Second of all, your boyfriend really does love you to the extint that when you asked him to quit this shit, he did it immediately and he listened to you, although it was really hard for him. And then when you found out , then he was doing it again, any other boyfriend could have just broke up with you and told you to bug off and not tell him what to do. On the other hand, your boyfriend called you and said that he loved you which is something very loving and caring for him to do.
Third of all, you are most definitely not wrong in anything you have done,because i respect the fact that you are a respectable person and you do not want your boyfriend to be doing such an action.
So your not wrong, and i don't mean anything, but he's not wrong too, because he started something and he tried hard to quit for you and he stayed for several months without doing this shit,but then he couldn't take it no longer and he couldn't resist the temptation when his friends just kept doing it infront of him.
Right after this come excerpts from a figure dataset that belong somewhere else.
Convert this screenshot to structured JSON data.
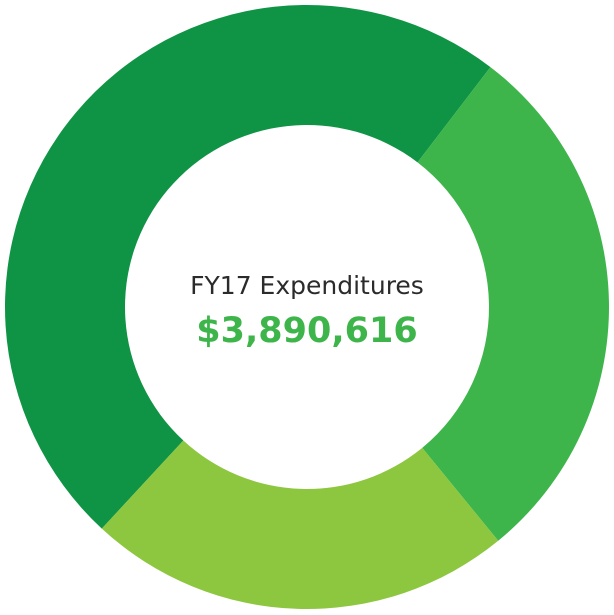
{
  "chart_data": {
    "type": "donut",
    "title": "FY17 Expenditures",
    "total": "$3,890,616",
    "categories": [
      null,
      null,
      null
    ],
    "values": [
      48.5,
      28.7,
      22.8
    ],
    "colors": [
      "#0f9445",
      "#3db54a",
      "#8dc63f"
    ]
  }
}
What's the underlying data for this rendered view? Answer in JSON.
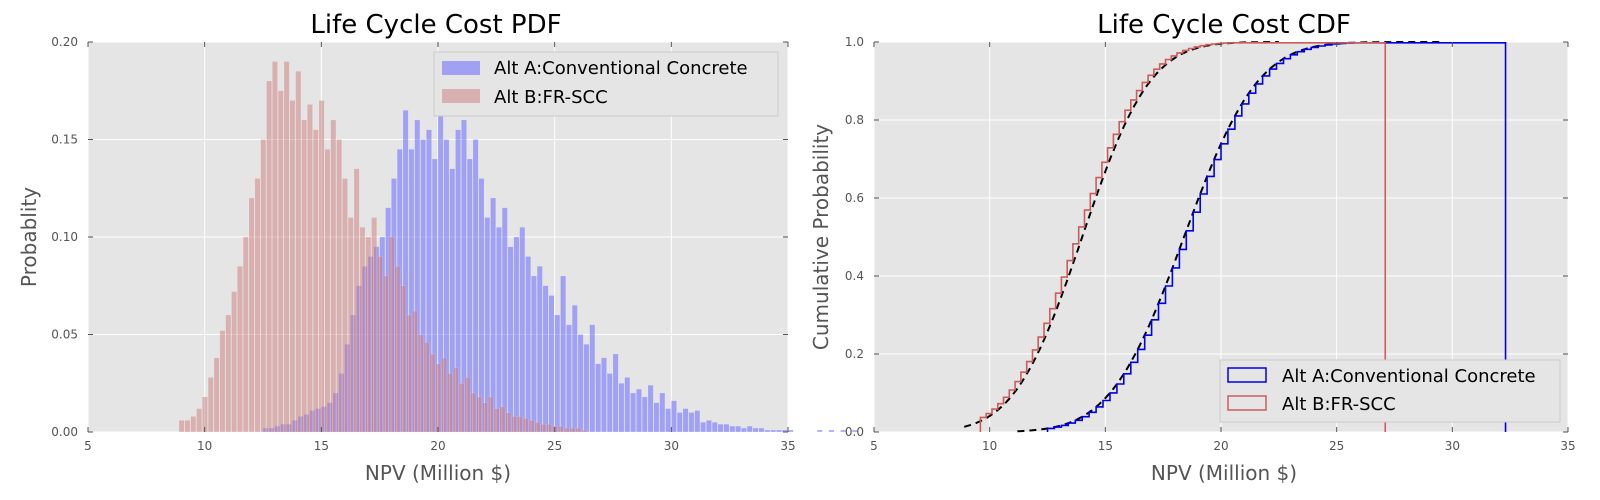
{
  "chart_data": [
    {
      "type": "histogram",
      "title": "Life Cycle Cost PDF",
      "xlabel": "NPV (Million $)",
      "ylabel": "Probablity",
      "xlim": [
        5,
        35
      ],
      "ylim": [
        0,
        0.2
      ],
      "xticks": [
        "5",
        "10",
        "15",
        "20",
        "25",
        "30",
        "35"
      ],
      "yticks": [
        "0.00",
        "0.05",
        "0.10",
        "0.15",
        "0.20"
      ],
      "grid": true,
      "background": "#e5e5e5",
      "legend_position": "top-right",
      "bin_width": 0.25,
      "series": [
        {
          "name": "Alt A:Conventional Concrete",
          "color": "#6a6aff",
          "alpha": 0.55,
          "x_start": 12.5,
          "values": [
            0.002,
            0.002,
            0.003,
            0.004,
            0.004,
            0.006,
            0.008,
            0.009,
            0.011,
            0.012,
            0.013,
            0.015,
            0.02,
            0.03,
            0.045,
            0.06,
            0.075,
            0.085,
            0.09,
            0.095,
            0.1,
            0.115,
            0.13,
            0.145,
            0.165,
            0.145,
            0.16,
            0.15,
            0.155,
            0.14,
            0.165,
            0.15,
            0.135,
            0.155,
            0.16,
            0.14,
            0.15,
            0.13,
            0.11,
            0.12,
            0.105,
            0.115,
            0.095,
            0.1,
            0.105,
            0.09,
            0.08,
            0.085,
            0.075,
            0.07,
            0.06,
            0.08,
            0.055,
            0.065,
            0.05,
            0.045,
            0.055,
            0.035,
            0.038,
            0.03,
            0.04,
            0.025,
            0.028,
            0.02,
            0.022,
            0.018,
            0.024,
            0.015,
            0.02,
            0.012,
            0.016,
            0.01,
            0.012,
            0.01,
            0.011,
            0.005,
            0.006,
            0.005,
            0.004,
            0.004,
            0.003,
            0.003,
            0.002,
            0.003,
            0.002,
            0.002,
            0.001,
            0.001,
            0.001,
            0.001,
            0.001,
            0.0,
            0.0,
            0.0,
            0.0,
            0.001,
            0.0,
            0.001,
            0.0,
            0.001,
            0.0,
            0.001,
            0.0,
            0.0,
            0.0,
            0.0,
            0.0,
            0.0,
            0.0,
            0.0,
            0.001
          ]
        },
        {
          "name": "Alt B:FR-SCC",
          "color": "#cd7b7b",
          "alpha": 0.5,
          "x_start": 8.9,
          "values": [
            0.006,
            0.006,
            0.008,
            0.012,
            0.018,
            0.028,
            0.038,
            0.052,
            0.06,
            0.072,
            0.085,
            0.1,
            0.12,
            0.13,
            0.15,
            0.18,
            0.19,
            0.175,
            0.19,
            0.17,
            0.185,
            0.16,
            0.168,
            0.155,
            0.17,
            0.145,
            0.16,
            0.15,
            0.13,
            0.11,
            0.135,
            0.105,
            0.1,
            0.11,
            0.09,
            0.08,
            0.1,
            0.085,
            0.075,
            0.06,
            0.062,
            0.05,
            0.046,
            0.04,
            0.035,
            0.038,
            0.03,
            0.033,
            0.025,
            0.028,
            0.02,
            0.018,
            0.015,
            0.018,
            0.012,
            0.013,
            0.01,
            0.008,
            0.008,
            0.007,
            0.006,
            0.005,
            0.004,
            0.004,
            0.003,
            0.003,
            0.002,
            0.002,
            0.002,
            0.001
          ]
        }
      ]
    },
    {
      "type": "line",
      "subtype": "step-cdf",
      "title": "Life Cycle Cost CDF",
      "xlabel": "NPV (Million $)",
      "ylabel": "Cumulative Probability",
      "xlim": [
        5,
        35
      ],
      "ylim": [
        0,
        1.0
      ],
      "xticks": [
        "5",
        "10",
        "15",
        "20",
        "25",
        "30",
        "35"
      ],
      "yticks": [
        "0.0",
        "0.2",
        "0.4",
        "0.6",
        "0.8",
        "1.0"
      ],
      "grid": true,
      "background": "#e5e5e5",
      "legend_position": "bottom-right",
      "series": [
        {
          "name": "Alt A:Conventional Concrete",
          "color": "#0000ee",
          "mean": 18.4,
          "sd": 2.5,
          "x_start": 12.5,
          "x_end": 32.3,
          "step": 0.3
        },
        {
          "name": "Alt B:FR-SCC",
          "color": "#cd5c5c",
          "mean": 13.7,
          "sd": 2.3,
          "x_start": 9.6,
          "x_end": 27.1,
          "step": 0.25
        }
      ],
      "fit_curves": [
        {
          "mean": 14.0,
          "sd": 2.3,
          "x_start": 8.9,
          "x_end": 22.5,
          "color": "#000000",
          "dash": "dashed"
        },
        {
          "mean": 18.4,
          "sd": 2.5,
          "x_start": 11.2,
          "x_end": 29.5,
          "color": "#000000",
          "dash": "dashed"
        }
      ]
    }
  ]
}
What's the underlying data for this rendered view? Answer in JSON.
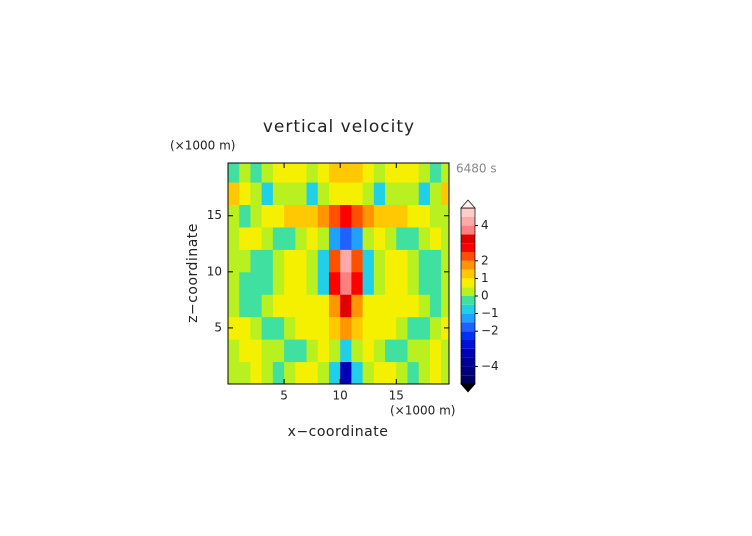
{
  "chart_data": {
    "type": "contour",
    "title": "vertical velocity",
    "time_label": "6480 s",
    "x_label": "x−coordinate",
    "y_label": "z−coordinate",
    "x_unit": "(×1000 m)",
    "y_unit": "(×1000 m)",
    "xlim": [
      0,
      19.7
    ],
    "ylim": [
      0,
      19.7
    ],
    "xticks": [
      5,
      10,
      15
    ],
    "yticks": [
      5,
      10,
      15
    ],
    "x": [
      0.5,
      1.5,
      2.5,
      3.5,
      4.5,
      5.5,
      6.5,
      7.5,
      8.5,
      9.5,
      10.5,
      11.5,
      12.5,
      13.5,
      14.5,
      15.5,
      16.5,
      17.5,
      18.5,
      19.5
    ],
    "z": [
      1,
      3,
      5,
      7,
      9,
      11,
      13,
      15,
      17,
      19
    ],
    "values": [
      [
        0.3,
        0.4,
        0.5,
        0.2,
        -0.3,
        0.3,
        0.6,
        0.5,
        0.4,
        -1.0,
        -3.5,
        -1.0,
        0.4,
        0.5,
        0.6,
        0.3,
        -0.3,
        0.2,
        0.5,
        0.4
      ],
      [
        0.4,
        0.6,
        0.5,
        0.3,
        0.1,
        -0.3,
        -0.2,
        0.2,
        0.6,
        0.3,
        -0.7,
        0.3,
        0.6,
        0.2,
        -0.2,
        -0.3,
        0.1,
        0.3,
        0.6,
        0.4
      ],
      [
        0.6,
        0.5,
        0.3,
        -0.3,
        -0.4,
        0.3,
        0.6,
        0.7,
        0.8,
        1.2,
        1.6,
        1.2,
        0.8,
        0.7,
        0.6,
        0.3,
        -0.4,
        -0.3,
        0.3,
        0.5
      ],
      [
        0.2,
        -0.3,
        -0.2,
        0.3,
        0.6,
        0.5,
        0.6,
        0.7,
        0.6,
        1.6,
        3.1,
        1.6,
        0.6,
        0.7,
        0.6,
        0.5,
        0.6,
        0.3,
        -0.3,
        0.2
      ],
      [
        0.3,
        -0.2,
        -0.4,
        -0.3,
        0.4,
        0.6,
        0.7,
        0.3,
        -0.6,
        2.8,
        3.9,
        2.8,
        -0.6,
        0.3,
        0.7,
        0.6,
        0.4,
        -0.4,
        -0.3,
        0.2
      ],
      [
        0.4,
        0.2,
        -0.4,
        -0.3,
        0.3,
        0.6,
        0.7,
        0.4,
        -0.8,
        2.4,
        4.2,
        2.4,
        -0.8,
        0.4,
        0.7,
        0.6,
        0.3,
        -0.3,
        -0.4,
        0.3
      ],
      [
        0.3,
        0.5,
        0.6,
        0.4,
        -0.2,
        -0.3,
        0.3,
        0.6,
        0.4,
        -1.2,
        -1.6,
        -1.2,
        0.4,
        0.6,
        0.3,
        -0.3,
        -0.2,
        0.4,
        0.6,
        0.3
      ],
      [
        0.2,
        -0.2,
        0.3,
        0.6,
        0.8,
        1.1,
        1.3,
        1.4,
        1.6,
        2.4,
        2.8,
        2.4,
        1.6,
        1.4,
        1.3,
        1.1,
        0.8,
        0.6,
        0.3,
        0.2
      ],
      [
        1.2,
        0.5,
        0.2,
        -0.7,
        0.3,
        0.4,
        0.2,
        -0.6,
        0.4,
        0.6,
        0.7,
        0.6,
        0.4,
        -0.6,
        0.2,
        0.4,
        0.3,
        -0.7,
        0.4,
        1.0
      ],
      [
        -0.2,
        0.3,
        -0.3,
        0.4,
        0.6,
        0.8,
        0.5,
        0.3,
        0.6,
        1.1,
        1.3,
        1.1,
        0.6,
        0.3,
        0.5,
        0.8,
        0.6,
        0.4,
        -0.3,
        0.2
      ]
    ],
    "clim": [
      -5,
      5
    ],
    "levels": [
      -5,
      -4.5,
      -4,
      -3.5,
      -3,
      -2.5,
      -2,
      -1.5,
      -1,
      -0.5,
      0,
      0.5,
      1,
      1.5,
      2,
      2.5,
      3,
      3.5,
      4,
      4.5,
      5
    ],
    "colors": [
      "#000060",
      "#00007a",
      "#000094",
      "#0000b4",
      "#0010d4",
      "#0030f0",
      "#2060ff",
      "#20a0ff",
      "#20d0e8",
      "#40e0a0",
      "#b8f020",
      "#f4f000",
      "#ffc800",
      "#ff9600",
      "#ff5000",
      "#ff0000",
      "#e00000",
      "#ff8080",
      "#ffa8a8",
      "#ffcccc"
    ],
    "under_color": "#000000",
    "over_color": "#fff0f0",
    "colorbar_ticks": [
      4,
      2,
      1,
      0,
      {
        "value": -1,
        "label": "−1"
      },
      {
        "value": -2,
        "label": "−2"
      },
      {
        "value": -4,
        "label": "−4"
      }
    ]
  }
}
Therefore, i suggest that you try and calm down a little and consider what i said and what i advised you with, and then call him or meet up with him or anything you want, and talk about this together, because your not wrong in this, no your not, and he's not wrong too. This is just a big old habit that he can't get over and he tried too,which was very nice of him, but he failed. So now you should talk to him , and offer to help him quit this thing only if he promises to try and quit it too.